The courage to be creative
By Christoph Baller
For a long time, public affairs followed the same pattern:
- Politicians, civil servants and decision-makers were invited to meetings or events to discuss specific issues.
- The aim was a personal discourse on a specific political issue in order to move the opinion of the decision-makers.
- The main focus was on the content and the speaker had to convince using arguments.
- Emotions played a subordinate role, because the means of communication were limited and the target group was traditionally oriented towards hard data and facts.

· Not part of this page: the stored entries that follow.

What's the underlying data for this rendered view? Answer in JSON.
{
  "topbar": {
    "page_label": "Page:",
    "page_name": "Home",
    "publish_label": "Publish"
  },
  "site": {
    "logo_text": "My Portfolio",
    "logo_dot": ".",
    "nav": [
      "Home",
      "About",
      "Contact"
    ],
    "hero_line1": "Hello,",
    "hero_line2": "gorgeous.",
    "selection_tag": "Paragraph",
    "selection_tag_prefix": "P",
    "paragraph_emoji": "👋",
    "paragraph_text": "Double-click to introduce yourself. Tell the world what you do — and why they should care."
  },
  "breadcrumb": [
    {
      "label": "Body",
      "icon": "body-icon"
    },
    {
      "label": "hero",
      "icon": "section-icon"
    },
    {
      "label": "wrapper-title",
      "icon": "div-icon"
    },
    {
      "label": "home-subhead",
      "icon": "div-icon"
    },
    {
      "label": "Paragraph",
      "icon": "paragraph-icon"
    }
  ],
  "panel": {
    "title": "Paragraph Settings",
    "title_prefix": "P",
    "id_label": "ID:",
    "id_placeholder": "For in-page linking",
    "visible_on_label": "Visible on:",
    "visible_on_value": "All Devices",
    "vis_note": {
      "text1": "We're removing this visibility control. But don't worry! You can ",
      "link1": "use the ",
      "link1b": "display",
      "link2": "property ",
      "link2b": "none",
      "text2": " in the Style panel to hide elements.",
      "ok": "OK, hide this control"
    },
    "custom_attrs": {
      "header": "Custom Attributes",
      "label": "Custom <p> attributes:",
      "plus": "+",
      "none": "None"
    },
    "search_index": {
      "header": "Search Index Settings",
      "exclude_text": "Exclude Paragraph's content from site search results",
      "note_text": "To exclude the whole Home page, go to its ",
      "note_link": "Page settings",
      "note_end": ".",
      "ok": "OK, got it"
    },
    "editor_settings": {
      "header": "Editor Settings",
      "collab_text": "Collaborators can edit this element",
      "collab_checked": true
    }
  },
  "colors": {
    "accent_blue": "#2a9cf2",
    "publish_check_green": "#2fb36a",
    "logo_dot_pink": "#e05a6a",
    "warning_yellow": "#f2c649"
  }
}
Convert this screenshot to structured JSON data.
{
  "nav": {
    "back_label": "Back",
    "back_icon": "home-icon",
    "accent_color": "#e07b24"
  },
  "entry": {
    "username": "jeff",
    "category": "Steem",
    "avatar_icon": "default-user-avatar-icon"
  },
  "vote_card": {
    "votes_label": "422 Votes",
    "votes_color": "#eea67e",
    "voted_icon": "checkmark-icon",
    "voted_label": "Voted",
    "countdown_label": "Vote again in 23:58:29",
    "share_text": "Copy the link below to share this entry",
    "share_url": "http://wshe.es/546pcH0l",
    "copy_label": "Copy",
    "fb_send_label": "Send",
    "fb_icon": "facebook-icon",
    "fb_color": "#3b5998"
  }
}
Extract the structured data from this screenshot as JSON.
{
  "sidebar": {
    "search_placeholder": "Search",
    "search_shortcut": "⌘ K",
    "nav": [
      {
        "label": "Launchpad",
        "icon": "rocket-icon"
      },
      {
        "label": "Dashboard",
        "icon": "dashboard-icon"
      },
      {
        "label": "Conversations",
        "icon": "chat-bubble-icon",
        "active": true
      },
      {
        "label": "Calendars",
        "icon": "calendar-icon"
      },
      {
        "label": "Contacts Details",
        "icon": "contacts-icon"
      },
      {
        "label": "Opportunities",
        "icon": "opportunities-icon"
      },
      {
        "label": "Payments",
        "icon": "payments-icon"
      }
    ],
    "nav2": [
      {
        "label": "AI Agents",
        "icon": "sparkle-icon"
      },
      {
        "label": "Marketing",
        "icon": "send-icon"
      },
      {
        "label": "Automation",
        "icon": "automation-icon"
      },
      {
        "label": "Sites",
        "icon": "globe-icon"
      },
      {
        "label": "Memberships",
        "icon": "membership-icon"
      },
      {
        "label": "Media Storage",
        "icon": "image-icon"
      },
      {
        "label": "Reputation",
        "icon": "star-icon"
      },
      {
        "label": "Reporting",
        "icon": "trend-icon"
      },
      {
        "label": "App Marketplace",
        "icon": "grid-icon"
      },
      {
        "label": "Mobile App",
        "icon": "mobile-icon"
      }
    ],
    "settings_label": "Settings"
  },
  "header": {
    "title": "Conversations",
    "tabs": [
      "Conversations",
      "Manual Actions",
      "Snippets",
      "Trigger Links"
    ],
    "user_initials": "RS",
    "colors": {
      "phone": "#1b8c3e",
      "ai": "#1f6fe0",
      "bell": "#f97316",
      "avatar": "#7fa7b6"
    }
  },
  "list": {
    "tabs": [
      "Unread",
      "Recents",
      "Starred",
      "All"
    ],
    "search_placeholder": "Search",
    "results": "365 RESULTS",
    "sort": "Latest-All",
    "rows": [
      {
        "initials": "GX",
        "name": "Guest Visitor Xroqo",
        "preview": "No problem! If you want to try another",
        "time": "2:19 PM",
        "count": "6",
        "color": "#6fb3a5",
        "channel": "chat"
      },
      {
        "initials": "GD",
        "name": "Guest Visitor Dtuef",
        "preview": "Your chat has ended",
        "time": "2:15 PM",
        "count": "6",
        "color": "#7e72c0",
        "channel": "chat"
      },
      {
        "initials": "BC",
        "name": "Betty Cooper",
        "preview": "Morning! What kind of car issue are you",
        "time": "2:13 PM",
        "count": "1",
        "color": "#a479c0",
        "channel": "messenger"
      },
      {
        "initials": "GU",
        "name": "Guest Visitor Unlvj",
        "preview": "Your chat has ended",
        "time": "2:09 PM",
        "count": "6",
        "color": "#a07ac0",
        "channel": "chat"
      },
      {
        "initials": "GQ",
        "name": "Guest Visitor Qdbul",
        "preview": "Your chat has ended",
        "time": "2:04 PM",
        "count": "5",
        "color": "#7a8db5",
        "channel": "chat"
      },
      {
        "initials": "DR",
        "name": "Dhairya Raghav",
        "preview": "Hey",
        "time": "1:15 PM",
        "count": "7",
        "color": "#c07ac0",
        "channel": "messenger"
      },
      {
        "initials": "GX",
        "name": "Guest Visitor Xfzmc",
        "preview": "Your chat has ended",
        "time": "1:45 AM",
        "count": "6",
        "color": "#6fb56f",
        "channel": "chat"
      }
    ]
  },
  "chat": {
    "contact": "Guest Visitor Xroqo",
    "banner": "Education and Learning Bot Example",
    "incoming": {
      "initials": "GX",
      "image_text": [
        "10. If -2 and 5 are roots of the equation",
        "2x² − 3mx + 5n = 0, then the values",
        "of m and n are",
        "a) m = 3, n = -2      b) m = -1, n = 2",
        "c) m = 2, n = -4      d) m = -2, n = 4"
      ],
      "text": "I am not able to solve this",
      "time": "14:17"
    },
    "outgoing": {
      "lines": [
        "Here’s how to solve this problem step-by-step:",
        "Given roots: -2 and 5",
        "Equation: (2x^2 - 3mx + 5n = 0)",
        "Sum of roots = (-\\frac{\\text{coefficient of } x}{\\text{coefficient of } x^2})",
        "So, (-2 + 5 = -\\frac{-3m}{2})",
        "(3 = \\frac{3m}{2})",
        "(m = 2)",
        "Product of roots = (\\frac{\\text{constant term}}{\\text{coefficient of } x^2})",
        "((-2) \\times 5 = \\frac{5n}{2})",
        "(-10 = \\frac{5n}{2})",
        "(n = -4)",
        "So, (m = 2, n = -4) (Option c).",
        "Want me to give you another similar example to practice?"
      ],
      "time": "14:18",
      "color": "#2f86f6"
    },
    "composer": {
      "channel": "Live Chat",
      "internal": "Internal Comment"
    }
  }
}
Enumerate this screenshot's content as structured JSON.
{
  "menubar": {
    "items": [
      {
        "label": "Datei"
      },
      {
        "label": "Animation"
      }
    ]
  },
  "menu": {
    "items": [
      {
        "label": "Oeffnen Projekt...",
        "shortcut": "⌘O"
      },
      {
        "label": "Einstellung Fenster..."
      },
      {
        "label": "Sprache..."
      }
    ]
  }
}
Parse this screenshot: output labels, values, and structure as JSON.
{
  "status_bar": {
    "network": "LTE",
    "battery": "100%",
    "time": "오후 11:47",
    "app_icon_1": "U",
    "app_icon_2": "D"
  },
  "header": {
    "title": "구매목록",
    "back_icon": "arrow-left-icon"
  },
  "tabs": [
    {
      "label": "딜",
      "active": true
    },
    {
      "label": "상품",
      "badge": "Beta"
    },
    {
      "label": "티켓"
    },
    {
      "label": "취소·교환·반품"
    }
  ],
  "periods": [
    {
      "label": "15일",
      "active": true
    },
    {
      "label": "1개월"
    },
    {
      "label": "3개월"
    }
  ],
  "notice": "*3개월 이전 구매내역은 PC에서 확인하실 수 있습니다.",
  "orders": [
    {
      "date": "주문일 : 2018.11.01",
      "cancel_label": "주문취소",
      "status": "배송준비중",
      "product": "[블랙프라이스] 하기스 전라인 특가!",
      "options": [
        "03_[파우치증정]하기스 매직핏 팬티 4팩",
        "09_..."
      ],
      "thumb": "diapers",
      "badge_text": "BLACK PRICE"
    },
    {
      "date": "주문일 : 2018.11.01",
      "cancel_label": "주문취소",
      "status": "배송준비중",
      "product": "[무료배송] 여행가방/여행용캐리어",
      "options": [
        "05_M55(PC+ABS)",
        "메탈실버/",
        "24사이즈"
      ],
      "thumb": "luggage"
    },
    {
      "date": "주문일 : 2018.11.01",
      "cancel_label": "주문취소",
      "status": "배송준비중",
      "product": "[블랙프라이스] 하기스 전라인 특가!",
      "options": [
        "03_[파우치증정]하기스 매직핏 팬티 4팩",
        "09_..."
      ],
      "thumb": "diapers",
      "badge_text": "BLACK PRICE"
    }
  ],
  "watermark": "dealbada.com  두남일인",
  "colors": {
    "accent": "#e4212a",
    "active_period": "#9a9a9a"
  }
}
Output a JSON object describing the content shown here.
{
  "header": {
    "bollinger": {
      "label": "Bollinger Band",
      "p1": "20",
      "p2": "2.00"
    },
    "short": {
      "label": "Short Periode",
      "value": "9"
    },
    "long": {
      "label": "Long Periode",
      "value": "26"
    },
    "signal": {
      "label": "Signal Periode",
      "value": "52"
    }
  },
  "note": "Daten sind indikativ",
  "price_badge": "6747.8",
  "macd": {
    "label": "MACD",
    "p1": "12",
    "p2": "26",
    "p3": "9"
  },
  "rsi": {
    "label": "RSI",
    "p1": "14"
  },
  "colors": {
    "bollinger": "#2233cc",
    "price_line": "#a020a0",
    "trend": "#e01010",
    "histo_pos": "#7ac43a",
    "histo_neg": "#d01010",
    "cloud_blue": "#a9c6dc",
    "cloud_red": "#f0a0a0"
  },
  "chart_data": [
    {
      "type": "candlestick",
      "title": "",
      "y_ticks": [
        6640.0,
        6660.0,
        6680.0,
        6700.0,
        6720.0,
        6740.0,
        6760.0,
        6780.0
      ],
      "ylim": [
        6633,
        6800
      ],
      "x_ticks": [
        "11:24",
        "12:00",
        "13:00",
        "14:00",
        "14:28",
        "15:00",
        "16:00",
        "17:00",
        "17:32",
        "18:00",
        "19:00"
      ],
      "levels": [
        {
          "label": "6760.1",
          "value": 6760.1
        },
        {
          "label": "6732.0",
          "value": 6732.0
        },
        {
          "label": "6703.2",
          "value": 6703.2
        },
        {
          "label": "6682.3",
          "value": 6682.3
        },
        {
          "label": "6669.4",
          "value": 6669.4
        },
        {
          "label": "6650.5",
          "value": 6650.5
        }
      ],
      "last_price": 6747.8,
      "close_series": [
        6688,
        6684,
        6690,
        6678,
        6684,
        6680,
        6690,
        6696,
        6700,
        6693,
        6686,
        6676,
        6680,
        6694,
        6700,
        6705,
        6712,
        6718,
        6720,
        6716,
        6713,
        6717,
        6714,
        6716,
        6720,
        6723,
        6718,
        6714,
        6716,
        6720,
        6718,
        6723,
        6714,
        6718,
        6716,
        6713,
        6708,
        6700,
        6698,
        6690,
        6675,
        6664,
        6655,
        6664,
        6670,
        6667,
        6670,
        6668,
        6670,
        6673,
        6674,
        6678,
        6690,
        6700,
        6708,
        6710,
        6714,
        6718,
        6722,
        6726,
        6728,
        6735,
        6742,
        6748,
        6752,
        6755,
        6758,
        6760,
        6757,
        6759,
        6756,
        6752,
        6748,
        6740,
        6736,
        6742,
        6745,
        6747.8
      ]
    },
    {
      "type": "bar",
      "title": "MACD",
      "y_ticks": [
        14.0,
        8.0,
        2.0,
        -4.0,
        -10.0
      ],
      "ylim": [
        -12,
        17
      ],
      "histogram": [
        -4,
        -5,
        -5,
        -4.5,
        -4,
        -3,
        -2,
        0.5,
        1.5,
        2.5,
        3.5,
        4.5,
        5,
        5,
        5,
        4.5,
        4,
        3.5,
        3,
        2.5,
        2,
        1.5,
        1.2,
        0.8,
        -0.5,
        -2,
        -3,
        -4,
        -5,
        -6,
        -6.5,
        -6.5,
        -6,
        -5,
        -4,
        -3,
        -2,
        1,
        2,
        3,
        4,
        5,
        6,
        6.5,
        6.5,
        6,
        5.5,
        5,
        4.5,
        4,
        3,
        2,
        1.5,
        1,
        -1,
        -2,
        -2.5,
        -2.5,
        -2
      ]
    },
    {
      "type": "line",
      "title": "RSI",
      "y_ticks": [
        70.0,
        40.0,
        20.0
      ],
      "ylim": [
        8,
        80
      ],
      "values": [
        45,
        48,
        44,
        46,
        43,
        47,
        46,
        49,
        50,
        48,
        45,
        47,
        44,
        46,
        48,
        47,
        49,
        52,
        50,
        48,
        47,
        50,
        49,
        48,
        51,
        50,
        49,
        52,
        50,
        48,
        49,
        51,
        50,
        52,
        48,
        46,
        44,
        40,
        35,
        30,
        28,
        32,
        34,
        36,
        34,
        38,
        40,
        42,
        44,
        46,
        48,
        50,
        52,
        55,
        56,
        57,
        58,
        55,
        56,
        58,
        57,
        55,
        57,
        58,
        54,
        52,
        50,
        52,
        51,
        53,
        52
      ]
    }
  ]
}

This has changed. As in advertising, political communication and public affairs have become more creative, more colourful, and more exciting. The main reasons for this are:
- the expansion of new communication channels (keyword: digital),
- a new openness of the target group for unconventional or surprising methods, and
- the increased importance of emotions in politics.
The emotional, creative element plays a central role, especially in the question of how an issue becomes viable for the majority. Thus, creativity becomes a duty in politics in order to make important matters communicable, implementable and majority-worthy.
For marketing and PR colleagues, addressing target groups creatively has long been an important component of successful communications. Public affairs managers, on the other hand, often see creativity in political communication only as a “nice to have”.
A new way of thinking is needed here: with the numerous letters, requests and pieces of information that reach political decision-makers every day, it‘s important to stand out from the crowd. Nowadays, in almost all cases, your name alone is no longer enough to be convincing, and just stating your concern is rarely sufficient. If you want to land at the top of the list, you have to be prepared to surprise and show emotion. This can be a special form of presentation or a surprising moment in the context of a political discussion event – a mechanism that NGOs in particular understood and perfected early on.
More creativity also requires courage on the part of clients and advisors: courage to propose new ideas, to go in new directions and to defend the ideas internally. And this does not mean gift baskets with corporate branding or colourful letters with pretty graphics.
Good arguments are only worth as much as their packaging. With emotionally appealing ideas, we create a positive amplifier for political concerns, making them capable of winning majority support. The result is a better policy that is gladly accepted.